Mike “Spanky” Galloway flew his flipflopping performance w/smoke streaming out the tail of his Extra 330 next, then came down and was the announcer for most of the airshow. Jason Newburg flew in the “Pitts Viper” and Jodi Rueger in her Pitts S-1S at different times during the show. Both of those two planes are biplanes. Tom Larkin flew his “Mini Jet,” during the show, with high-speed “photo passes” close to the crowd.

While it was unable to actually land or takeoff from the Dalhart airport, an F/A-18C flown by Captain Rich Weidner flew over the airshow after the minijet. The jet is part of the U.S. Marines VMFA- 232 “Red Devils” Attack Squadron based out of Miramar, California. It did do a couple of “touch-and-go” landings to give spectators an upclose view of the fighter.

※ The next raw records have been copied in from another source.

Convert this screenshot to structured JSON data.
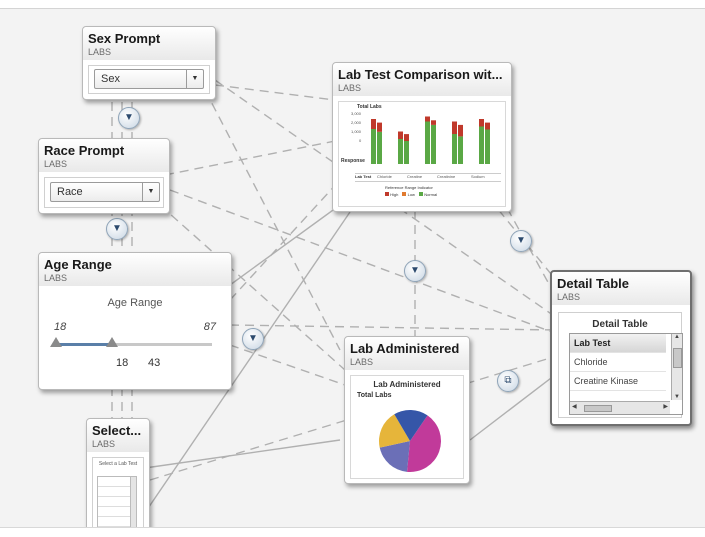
{
  "canvas": {
    "background": "#f3f3f3",
    "line_color": "#a9a9a9"
  },
  "nodes": {
    "sex_prompt": {
      "title": "Sex Prompt",
      "source": "LABS",
      "dropdown_value": "Sex",
      "arrow": "▼"
    },
    "race_prompt": {
      "title": "Race Prompt",
      "source": "LABS",
      "dropdown_value": "Race",
      "arrow": "▼"
    },
    "age_range": {
      "title": "Age Range",
      "source": "LABS",
      "slider_label": "Age Range",
      "min_label": "18",
      "max_label": "87",
      "low_value": "18",
      "high_value": "43",
      "selected_fraction_start": 0.0,
      "selected_fraction_end": 0.36
    },
    "lab_test_comparison": {
      "title": "Lab Test Comparison wit...",
      "source": "LABS",
      "chart_title": "Total Labs",
      "y_ticks": [
        "3,000",
        "2,000",
        "1,000",
        "0"
      ],
      "row_label": "Response",
      "categories": [
        "Lab Test",
        "Chloride",
        "Creatine",
        "Creatinine",
        "Sodium"
      ],
      "legend_title": "Reference Range Indicator",
      "legend_items": [
        "High",
        "Low",
        "Normal"
      ],
      "colors": {
        "high": "#c0392b",
        "low": "#e07a2f",
        "normal": "#5aa845"
      },
      "bars": [
        {
          "normal": 0.7,
          "high": 0.2
        },
        {
          "normal": 0.5,
          "high": 0.15
        },
        {
          "normal": 0.85,
          "high": 0.1
        },
        {
          "normal": 0.6,
          "high": 0.25
        },
        {
          "normal": 0.75,
          "high": 0.15
        }
      ]
    },
    "lab_administered": {
      "title": "Lab Administered",
      "source": "LABS",
      "chart_title": "Lab Administered",
      "measure": "Total Labs",
      "pie_colors": [
        "#c13a9a",
        "#6b6fb7",
        "#e6b53a",
        "#3556a8"
      ]
    },
    "detail_table": {
      "title": "Detail Table",
      "source": "LABS",
      "table_title": "Detail Table",
      "column_header": "Lab Test",
      "rows": [
        "Chloride",
        "Creatine Kinase"
      ]
    },
    "select_list": {
      "title": "Select...",
      "source": "LABS",
      "inner_label": "Select a Lab Test",
      "items": [
        "",
        "",
        "",
        "",
        ""
      ]
    }
  },
  "badges": {
    "filter_icon": "filter-funnel-icon",
    "filter_glyph": "▼",
    "link_icon": "link-icon",
    "link_glyph": "⧉"
  }
}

Several World War II era planes were part of the show next. Four planes flew together, mainly trainers from that era, flying both in formation and separating at times. The B-25 Devil Dog, flown by Beth Jenkins, and the C-45 Spirit of West Texas flew together next, and the B-25 simulated the bombing of Tokyo by a squadron of B-25 planes in April of 1942 following Pearl Harbor, with help from “Blastards Pyro.”

Kyle Franklin was also there and performed his act, Franklin Flying Circus, at one point pretending to be a nonpilot stealing a plane. There was also a golf ball drop by a helicopter as part of a charity fundraiser, and the Patriot Parachute Team did a tandem drop with Dalhart firefighter Jolene Hafer in honor of Curtis Brown and Brendan Torres.

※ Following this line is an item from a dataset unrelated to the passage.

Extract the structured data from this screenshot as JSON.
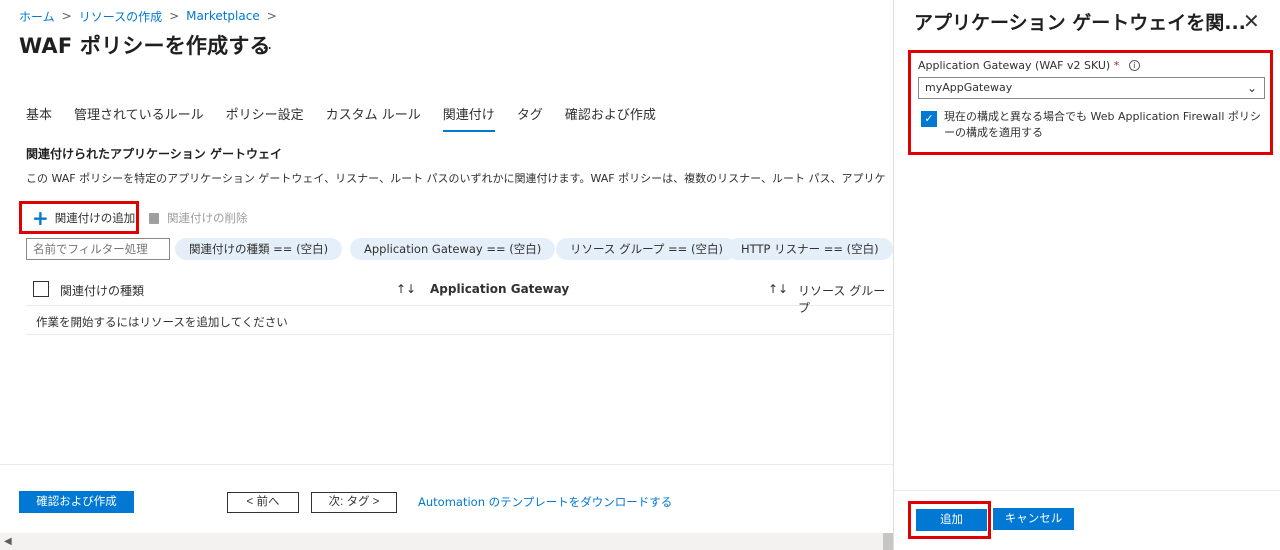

The final act, which was also the main act and highlight of the show, was the A-10 Thunderbolt II Demo Team with pilot Lindsay “MAD” Johnson. She flew in formation with a P-51 Mustang flown by Tommy Williams as a USAF Heritage Flight, honoring all veterans. The A-10 then gave a simulated demonstration of its capabilities, including strafing machine gun fire and a 500-lb. bomb that throws up a massive wall of flames. As with the B-25 earlier, the pyrotechnics were provided by “Blastards Pyro.”

The airshow was attended by thousands. The spectators included not just citizens of Dalhart, but from surrounding towns, other parts of Texas, and even other countries. It has become the second largest event for Dalhart every other year, after the XIT Rodeo & Reunion.